[Corpora-List] starting a machine translation project

Wed Sep 13 10:57:50 UTC 2006

Dear Nano,

I was one of the developers of the Moses open source toolkit during  
the Johns Hopkins CLSP summer workshop this year.  Please see http:// 
www.statmt.org/moses/ for more information about the project.

> I got some newbie-like questions:
> - Our main purpose is to make an opensource English-to-Indonesian MT,
> can we use Moses for this purpose, or perhaps Moses is specific for
> Foreign-to-English translation only?

Moses is not specific to one direction; you can use it to do both  
English-to-Indonesian and Indonesian-to-English.  All you need is an  
English-Indonesian parallel corpus.

> - AFAIK, we have to provide bilingual corpus to do the statistical
> training.

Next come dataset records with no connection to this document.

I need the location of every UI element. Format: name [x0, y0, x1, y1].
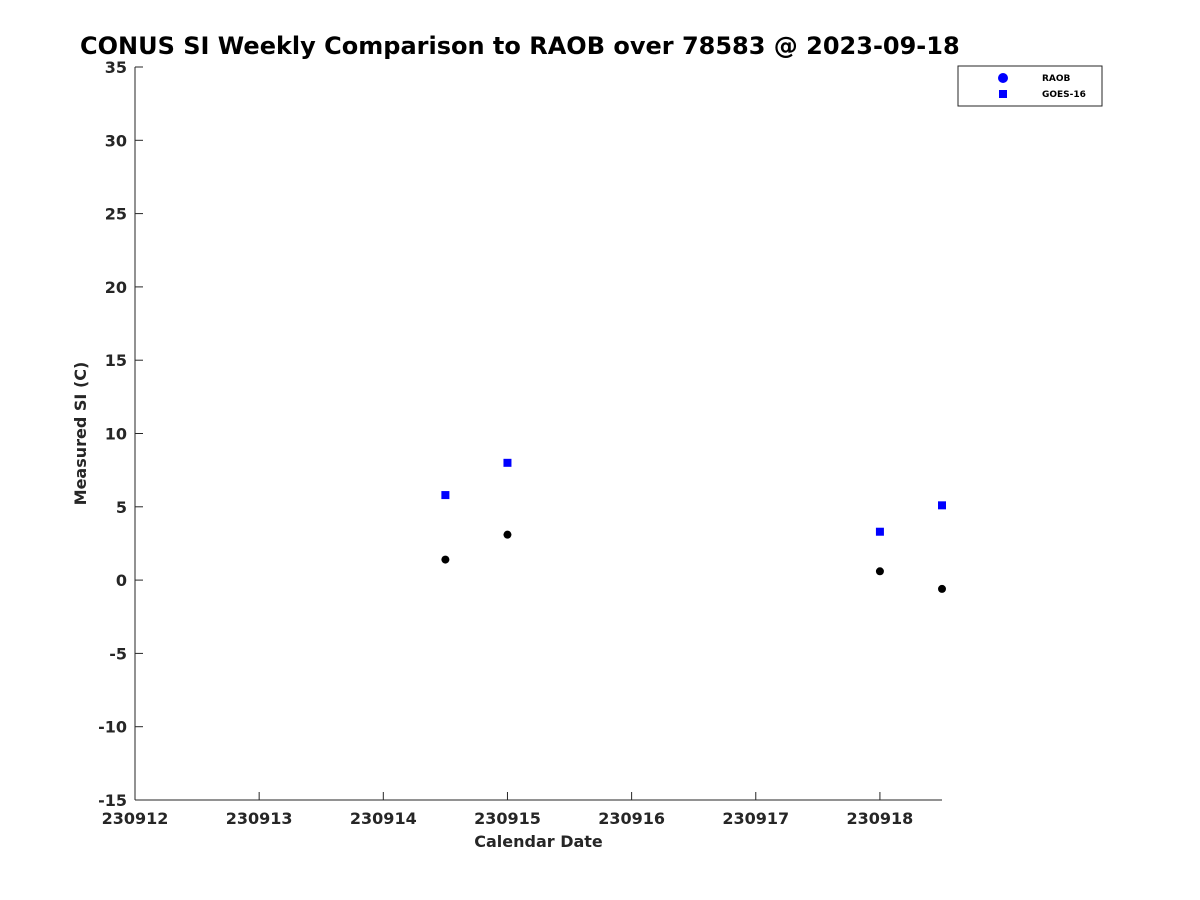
data-markers	[441, 458, 946, 593]
legend: RAOB GOES-16	[957, 65, 1103, 107]
x-tick-label: 230913	[226, 809, 293, 828]
x-tick-label: 230916	[598, 809, 665, 828]
y-tick-label: 30	[105, 131, 127, 150]
raob-point	[875, 567, 884, 576]
raob-point	[503, 530, 512, 539]
y-tick-label: 20	[105, 278, 127, 297]
y-axis-label: Measured SI (C)	[71, 362, 90, 506]
legend-box	[957, 65, 1103, 107]
goes-16-point	[441, 491, 450, 500]
x-tick-label: 230918	[847, 809, 914, 828]
x-tick-label: 230917	[722, 809, 789, 828]
legend-goes-16-marker	[999, 90, 1007, 98]
y-tick-label: 5	[116, 498, 127, 517]
goes-16-point	[875, 527, 884, 536]
legend-goes-16-label: GOES-16	[1042, 90, 1086, 100]
y-tick-label: 10	[105, 425, 127, 444]
legend-raob-marker	[998, 73, 1008, 83]
y-tick-label: 0	[116, 571, 127, 590]
y-tick-label: -15	[98, 791, 127, 810]
plot-area: 230912 230913 230914 230915 230916 230917 2309…	[98, 58, 946, 828]
x-axis-ticks: 230912 230913 230914 230915 230916 230917 2309…	[102, 792, 914, 828]
y-tick-label: 25	[105, 205, 127, 224]
x-axis-label: Calendar Date	[474, 832, 603, 851]
y-tick-label: 35	[105, 58, 127, 77]
raob-point	[441, 555, 450, 564]
goes-16-point	[938, 501, 946, 510]
goes-16-point	[503, 458, 512, 467]
y-axis-ticks: -15 -10 -5 0 5 10 15 20 25 30 35	[98, 58, 143, 810]
y-tick-label: -5	[109, 644, 127, 663]
x-tick-label: 230915	[474, 809, 541, 828]
x-tick-label: 230912	[102, 809, 169, 828]
x-tick-label: 230914	[350, 809, 417, 828]
legend-raob-label: RAOB	[1042, 74, 1071, 84]
chart-title: CONUS SI Weekly Comparison to RAOB over …	[80, 32, 960, 60]
y-tick-label: -10	[98, 718, 127, 737]
raob-point	[938, 584, 946, 593]
y-tick-label: 15	[105, 351, 127, 370]
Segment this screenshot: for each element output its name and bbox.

Some articles mentioned about "phrase translation". Do we
> need to provide some kind of phrase table, or perhaps it is generated
> automatically by a special program?

The basic training procedure for statistical machine translation  
systems is the following
(1) Assemble a bilingual training corpus, and align it on the  
sentence-level.
(2) Create word alignments for each sentence pair in your training  
corpus using the Giza++ implementation of the IBM Models.
(3) Extract phrase pairs and their translation probabilities from the  
word-alignments.
(4) Train a language model from a large monolingual corpus for the  
target language.  This can be done with the SRI language modeling  
toolkit.
(5) Tune the weights of the parameters of your statistical  
translation model by applying your decoder to a development set and  
comparing its n-best translations against a reference set.

Moses provides support scripts for extracting phrase-pairs from word  
alignments, and for tuning the weights with minimum error rate training.

Moses provides additional facilities beyond standard phrase-based  
models, in that it allows additional layers of representation to be  
integrated in the translation process.  For instance, rather than  
represent phrases as sequences of words, they can now be represented  
as sequences of 'factors' such as words, part-of-speech, stems,  
morphological info, etc.

In order to take advantage of these capabilities, you must have  
additional tools that allow you to tag your parallel corpus with the  
factors that you want to use.   Factors can be used on the source  
side, or the target side, or both, so you might be able to take  
advantage of existing tools for English if you do not have any such  
tools for Indonesian.

> - If we can't use Moses, do you have some guidance for us, perhaps
> like some pointers to opensource toolkit?

If you are able to assemble a parallel corpus, then I would encourage  
you to try Moses.  It is a straightforward way of developing a  
translation system quickly, and allows a range of possible extensions  
and improvements using the factor-based representations.

> - As a rough prediction, how many months is it going take to develop
> an "early-version" of English-to-ForeignLanguage MT ?

If you have a parallel corpus in place, then it should just take a  
few weeks to familiarize yourself with Moses, and to read the  
relevant background literature.  At that point you will be able to  
produce a baseline system, analyze the output, and think of many  
possible ways of improving it.

Good luck!

Chris Callison-Burch